2009年6月16日

学校での防災教育、実施率は低く時間も確保できず

小学校や中学校、高校では防災教育の実施率が低く、1年間に確保することが可能な授業時間は3時間以下などとする調査結果がまとめられました。

静岡大学防災総合センターの牛山素行准教授が岩手県立大学と共同で行った研究によるもので、「津波工学研究報告」に掲載されました。岩手県内にある、小中学校の分校と特別支援学校を除くすべての小中高校を対象に調査票を配布し、82%にあたる588校から回答を得ました。
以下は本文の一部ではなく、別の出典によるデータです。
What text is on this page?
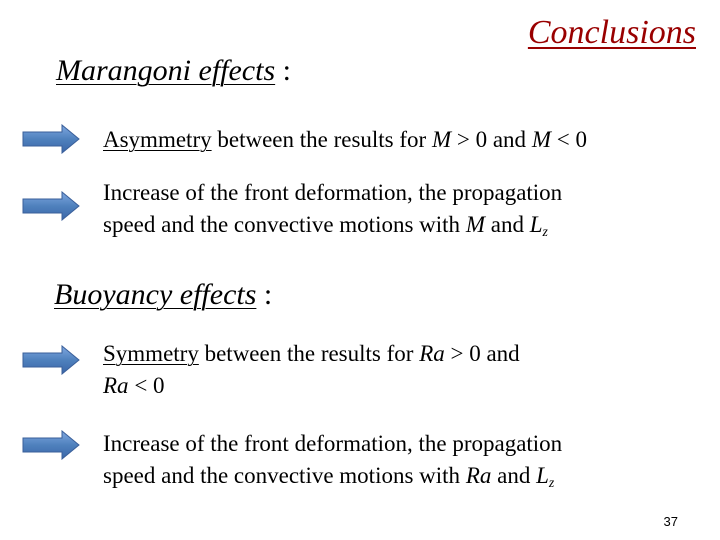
Conclusions
Marangoni effects :
Asymmetry between the results for M > 0 and M < 0
Increase of the front deformation, the propagation
speed and the convective motions with M and $L_z$
Buoyancy effects :
Symmetry between the results for Ra > 0 and
Ra < 0
Increase of the front deformation, the propagation
speed and the convective motions with Ra and $L_z$
37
防災教育の実施状況については、岩手県で過去に起きた災害や今後予想される災害についての紹介や学習を実施しているとした学校が3割を超えていたものの、自然災害に関する展示・体験施設の見学や専門家・災害経験者などの講演といった予算措置やまとまった時間を必要とするものは1割に届きませんでした。また、学校側は時間のみを提供すればよいという条件で授業時間中に割り当てることが可能な時間を聞いた設問では34.3%が1時間と回答、2~3時間くらいと合わせると91.6%に達しました。防災教育の重要性についても、非常に高いとやや高いの合計が4割弱で、内容が多岐にわたる学校教育では防災教育が特別な存在ではないことが示唆されるとの見方を示しています。
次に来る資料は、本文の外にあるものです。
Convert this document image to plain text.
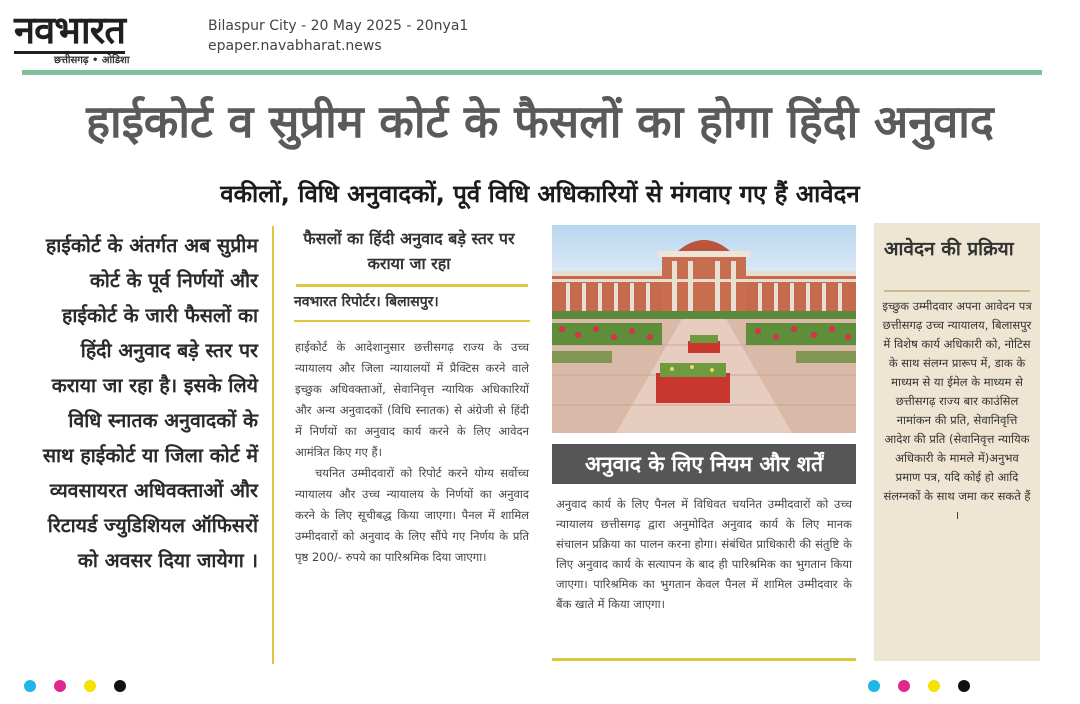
नवभारत
छत्तीसगढ़ • ओडिशा
Bilaspur City - 20 May 2025 - 20nya1
epaper.navabharat.news
हाईकोर्ट व सुप्रीम कोर्ट के फैसलों का होगा हिंदी अनुवाद
वकीलों, विधि अनुवादकों, पूर्व विधि अधिकारियों से मंगवाए गए हैं आवेदन
हाईकोर्ट के अंतर्गत अब सुप्रीम कोर्ट के पूर्व निर्णयों और हाईकोर्ट के जारी फैसलों का हिंदी अनुवाद बड़े स्तर पर कराया जा रहा है। इसके लिये विधि स्नातक अनुवादकों के साथ हाईकोर्ट या जिला कोर्ट में व्यवसायरत अधिवक्ताओं और रिटायर्ड ज्युडिशियल ऑफिसरों को अवसर दिया जायेगा ।
फैसलों का हिंदी अनुवाद बड़े स्तर पर कराया जा रहा
नवभारत रिपोर्टर। बिलासपुर।

हाईकोर्ट के आदेशानुसार छत्तीसगढ़ राज्य के उच्च न्यायालय और जिला न्यायालयों में प्रैक्टिस करने वाले इच्छुक अधिवक्ताओं, सेवानिवृत्त न्यायिक अधिकारियों और अन्य अनुवादकों (विधि स्नातक) से अंग्रेजी से हिंदी में निर्णयों का अनुवाद कार्य करने के लिए आवेदन आमंत्रित किए गए हैं।

चयनित उम्मीदवारों को रिपोर्ट करने योग्य सर्वोच्च न्यायालय और उच्च न्यायालय के निर्णयों का अनुवाद करने के लिए सूचीबद्ध किया जाएगा। पैनल में शामिल उम्मीदवारों को अनुवाद के लिए सौंपे गए निर्णय के प्रति पृष्ठ 200/- रुपये का पारिश्रमिक दिया जाएगा।

अनुवाद के लिए नियम और शर्तें
अनुवाद कार्य के लिए पैनल में विधिवत चयनित उम्मीदवारों को उच्च न्यायालय छत्तीसगढ़ द्वारा अनुमोदित अनुवाद कार्य के लिए मानक संचालन प्रक्रिया का पालन करना होगा। संबंधित प्राधिकारी की संतुष्टि के लिए अनुवाद कार्य के सत्यापन के बाद ही पारिश्रमिक का भुगतान किया जाएगा। पारिश्रमिक का भुगतान केवल पैनल में शामिल उम्मीदवार के बैंक खाते में किया जाएगा।
आवेदन की प्रक्रिया
इच्छुक उम्मीदवार अपना आवेदन पत्र छत्तीसगढ़ उच्च न्यायालय, बिलासपुर में विशेष कार्य अधिकारी को, नोटिस के साथ संलग्न प्रारूप में, डाक के माध्यम से या ईमेल के माध्यम से छत्तीसगढ़ राज्य बार काउंसिल नामांकन की प्रति, सेवानिवृत्ति आदेश की प्रति (सेवानिवृत्त न्यायिक अधिकारी के मामले में)अनुभव प्रमाण पत्र, यदि कोई हो आदि संलग्नकों के साथ जमा कर सकते हैं ।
費用などの負担がないとの条件で実施が可能な防災教育について尋ねた設問では、副読本やパンフレットの配布を可能とした学校は85.2%あり、パンフレットなどを作成して学校まで送付できる体制があれば、ほとんどの学校で対応ができるのではないかとした一方、展示・体験施設の見学は2割程度にとどまっており、施設だけを整備しても多くの学校には活用する意向が乏しいことを示唆しているとしました。